Despite the film having been essentially created by Sacha himself, bringing in Peter Morgan (Frost/Nixon) as a writer, and approaching David Fincher (The Social Network) and Tom Hooper (Les Miserables) to direct, it’s partly a Queen Films production (with help from Sony and GK Films) and they have been reluctant to approve a director.
And in a way, this is entirely fitting. Queen were not a band whose music was particularly soul-baring (apart from notable exceptions such as “These Are The Days Of Our Lives”) and therefore fodder for tabloid discussion. In fact, for a massively popular band, they were given such a rough ride by the music press they developed a fairly healthy paranoid streak.

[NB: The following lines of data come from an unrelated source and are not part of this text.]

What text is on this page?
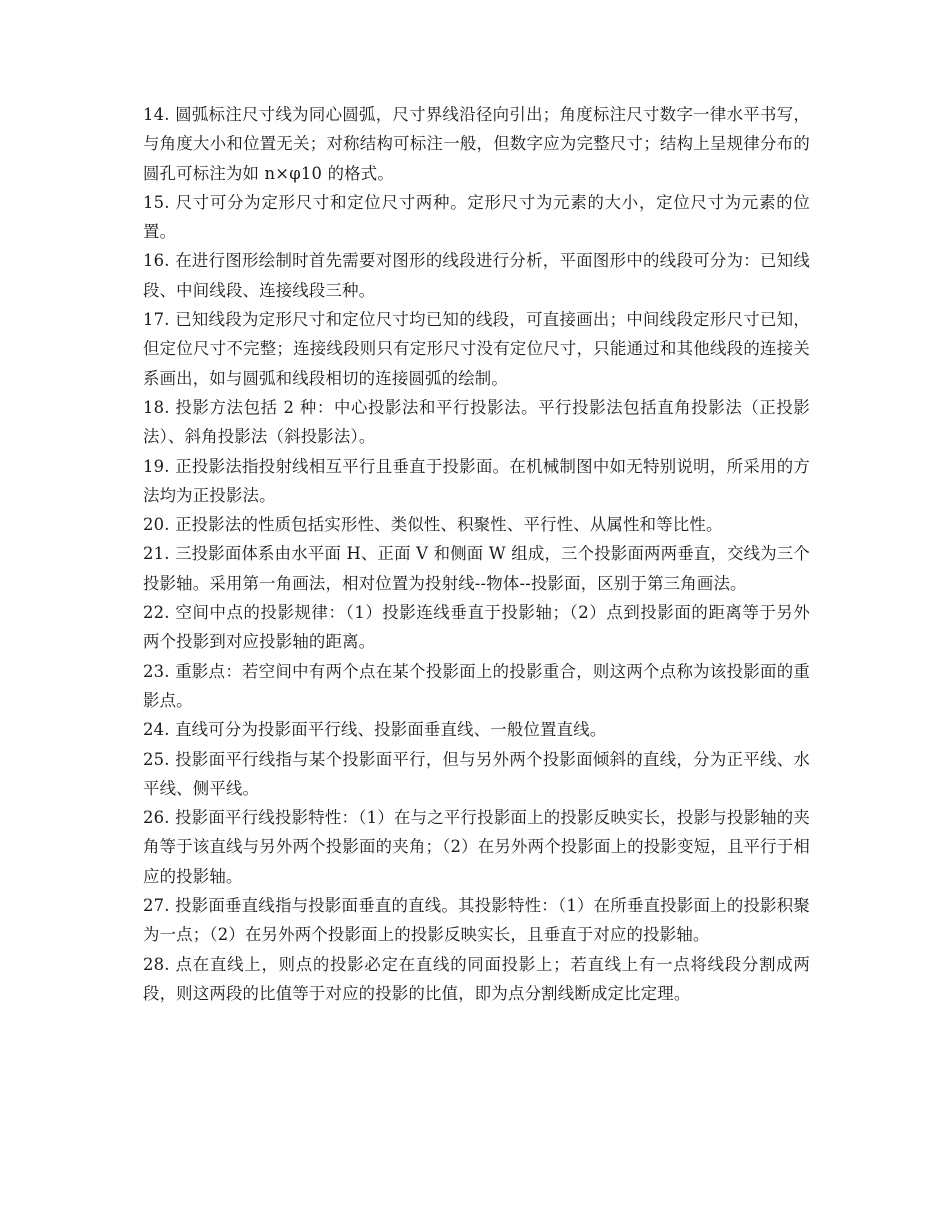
14. 圆弧标注尺寸线为同心圆弧，尺寸界线沿径向引出；角度标注尺寸数字一律水平书写，与角度大小和位置无关；对称结构可标注一般，但数字应为完整尺寸；结构上呈规律分布的圆孔可标注为如 n×φ10 的格式。

15. 尺寸可分为定形尺寸和定位尺寸两种。定形尺寸为元素的大小，定位尺寸为元素的位置。

16. 在进行图形绘制时首先需要对图形的线段进行分析，平面图形中的线段可分为：已知线段、中间线段、连接线段三种。

17. 已知线段为定形尺寸和定位尺寸均已知的线段，可直接画出；中间线段定形尺寸已知，但定位尺寸不完整；连接线段则只有定形尺寸没有定位尺寸，只能通过和其他线段的连接关系画出，如与圆弧和线段相切的连接圆弧的绘制。

18. 投影方法包括 2 种：中心投影法和平行投影法。平行投影法包括直角投影法（正投影法）、斜角投影法（斜投影法）。

19. 正投影法指投射线相互平行且垂直于投影面。在机械制图中如无特别说明，所采用的方法均为正投影法。

20. 正投影法的性质包括实形性、类似性、积聚性、平行性、从属性和等比性。

21. 三投影面体系由水平面 H、正面 V 和侧面 W 组成，三个投影面两两垂直，交线为三个投影轴。采用第一角画法，相对位置为投射线--物体--投影面，区别于第三角画法。

22. 空间中点的投影规律：（1）投影连线垂直于投影轴；（2）点到投影面的距离等于另外两个投影到对应投影轴的距离。

23. 重影点：若空间中有两个点在某个投影面上的投影重合，则这两个点称为该投影面的重影点。

24. 直线可分为投影面平行线、投影面垂直线、一般位置直线。

25. 投影面平行线指与某个投影面平行，但与另外两个投影面倾斜的直线，分为正平线、水平线、侧平线。

26. 投影面平行线投影特性：（1）在与之平行投影面上的投影反映实长，投影与投影轴的夹角等于该直线与另外两个投影面的夹角；（2）在另外两个投影面上的投影变短，且平行于相应的投影轴。

27. 投影面垂直线指与投影面垂直的直线。其投影特性：（1）在所垂直投影面上的投影积聚为一点；（2）在另外两个投影面上的投影反映实长，且垂直于对应的投影轴。

28. 点在直线上，则点的投影必定在直线的同面投影上；若直线上有一点将线段分割成两段，则这两段的比值等于对应的投影的比值，即为点分割线断成定比定理。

Properly-confirmed revelations were always thin on the ground, and it appeared that Freddie himself found the topic of public confession to be rather earnest and a bit dull, and tended to keep his wilder side strictly hidden from the press and, by extension, the public.
This is how he could wind up taking Princess Diana out to a gay bar, dressed as a man, and get away with it.
The trouble is, it’s that secret other life that would drive the most interest in the movie, which does leave moviemakers in a bit of a bind. Do they honor Freddie’s memory best by keeping his secrets secret and focussing on his reputation as a great entertainer, or by telling his story in as honest a manner as possible? And which approach would he have preferred?
Actually, strike that last question, unless anyone was planning to make Live Aid: The Opera.